San Francisco District Attorney Chesa Boudin, newly elected, has faced many controversies in his brief tenure: among them a spate of homicides, use of bail for those who are not a flight risk, and other challenges to his new administration. The son of incarcerated parents, Chesa Boudin knows first hand the plight of families who are long term subjects of the penal system.

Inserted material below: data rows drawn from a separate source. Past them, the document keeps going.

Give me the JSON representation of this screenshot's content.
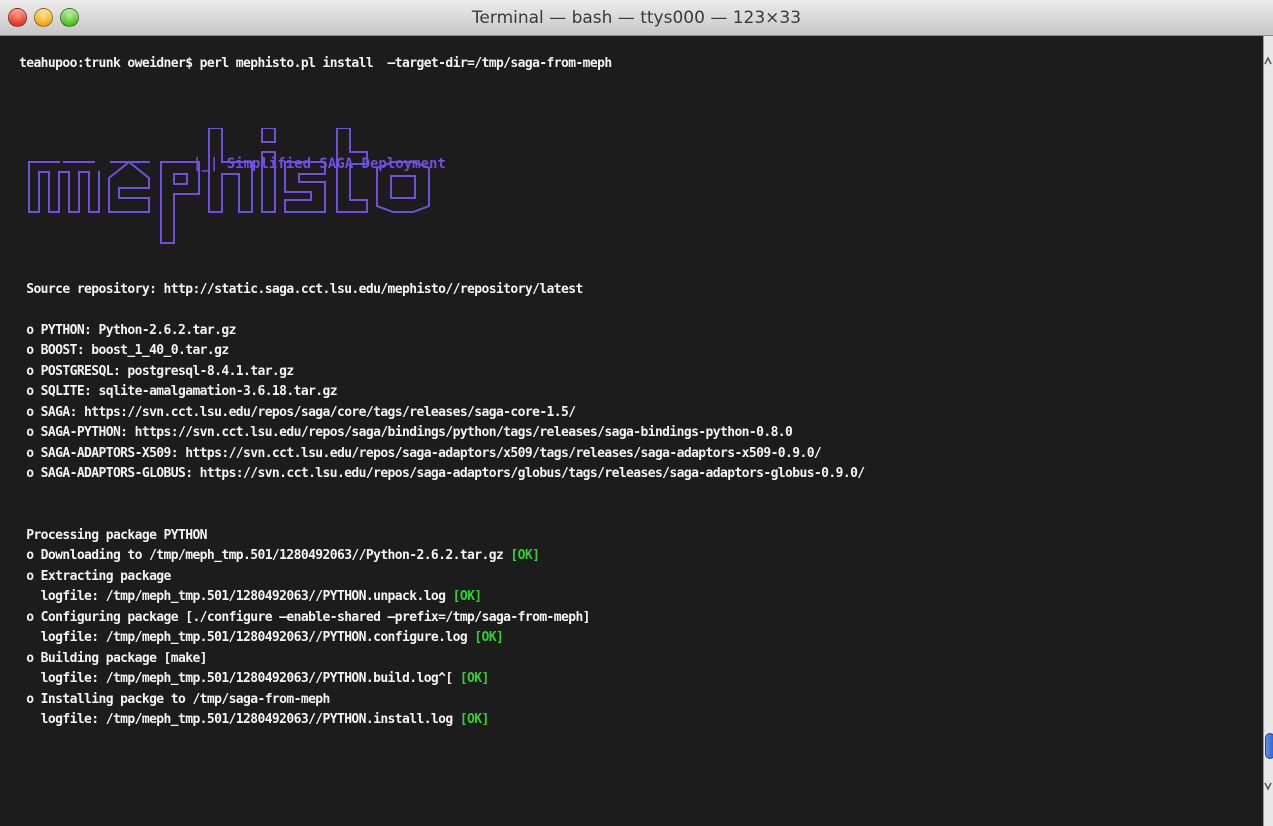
{
  "window": {
    "title": "Terminal — bash — ttys000 — 123×33"
  },
  "terminal": {
    "prompt_line": "teahupoo:trunk oweidner$ perl mephisto.pl install  —target-dir=/tmp/saga-from-meph",
    "logo_text": "mephisto",
    "banner": "Simplified SAGA Deployment",
    "source_repo": " Source repository: http://static.saga.cct.lsu.edu/mephisto//repository/latest",
    "packages": [
      " o PYTHON: Python-2.6.2.tar.gz",
      " o BOOST: boost_1_40_0.tar.gz",
      " o POSTGRESQL: postgresql-8.4.1.tar.gz",
      " o SQLITE: sqlite-amalgamation-3.6.18.tar.gz",
      " o SAGA: https://svn.cct.lsu.edu/repos/saga/core/tags/releases/saga-core-1.5/",
      " o SAGA-PYTHON: https://svn.cct.lsu.edu/repos/saga/bindings/python/tags/releases/saga-bindings-python-0.8.0",
      " o SAGA-ADAPTORS-X509: https://svn.cct.lsu.edu/repos/saga-adaptors/x509/tags/releases/saga-adaptors-x509-0.9.0/",
      " o SAGA-ADAPTORS-GLOBUS: https://svn.cct.lsu.edu/repos/saga-adaptors/globus/tags/releases/saga-adaptors-globus-0.9.0/"
    ],
    "processing_header": " Processing package PYTHON",
    "steps": {
      "download": " o Downloading to /tmp/meph_tmp.501/1280492063//Python-2.6.2.tar.gz ",
      "extract": " o Extracting package",
      "extract_log": "   logfile: /tmp/meph_tmp.501/1280492063//PYTHON.unpack.log ",
      "configure": " o Configuring package [./configure —enable-shared —prefix=/tmp/saga-from-meph]",
      "configure_log": "   logfile: /tmp/meph_tmp.501/1280492063//PYTHON.configure.log ",
      "build": " o Building package [make]",
      "build_log": "   logfile: /tmp/meph_tmp.501/1280492063//PYTHON.build.log^[ ",
      "install": " o Installing packge to /tmp/saga-from-meph",
      "install_log": "   logfile: /tmp/meph_tmp.501/1280492063//PYTHON.install.log "
    },
    "ok_label": "[OK]"
  },
  "colors": {
    "ok": "#2fd02f",
    "logo": "#6f4fe0",
    "background": "#1c1c1c",
    "text": "#f4f4f4"
  },
  "icons": [
    "close-button",
    "minimize-button",
    "zoom-button",
    "scroll-up-arrow",
    "scroll-down-arrow"
  ]
}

Recently Chesa Boudin has put forth efforts to revive the Grand Jury as a way to expedite criminal proceedings because he has determined that there are long standing criminal cases under his jurisdiction that have never been brought to trial. (San Francisco Chronicle article February 3, 2021). A Grand Jury isn't subject to traditional trial practices where Preliminary Hearings are utilized to ensure that defendants receive due process. Instead, a Grand Jury panel of civilians hears evidence and makes a determination about the future of the case. Boudin told the Chronicle that he is moving towards the use of Grand Juries in an effort to bring closure to victims. Previously Grand Juries have mainly been used in high profile cases.
The defendant is entitled to a lawyer during any Grand Jury proceeding, and I believe it is imperative for defendants to have counsel no matter what legal body they appear before. If long standing cases have never been resolved it's time for the District Attorney to consider alternatives to trials, such as plea bargains or dismissals.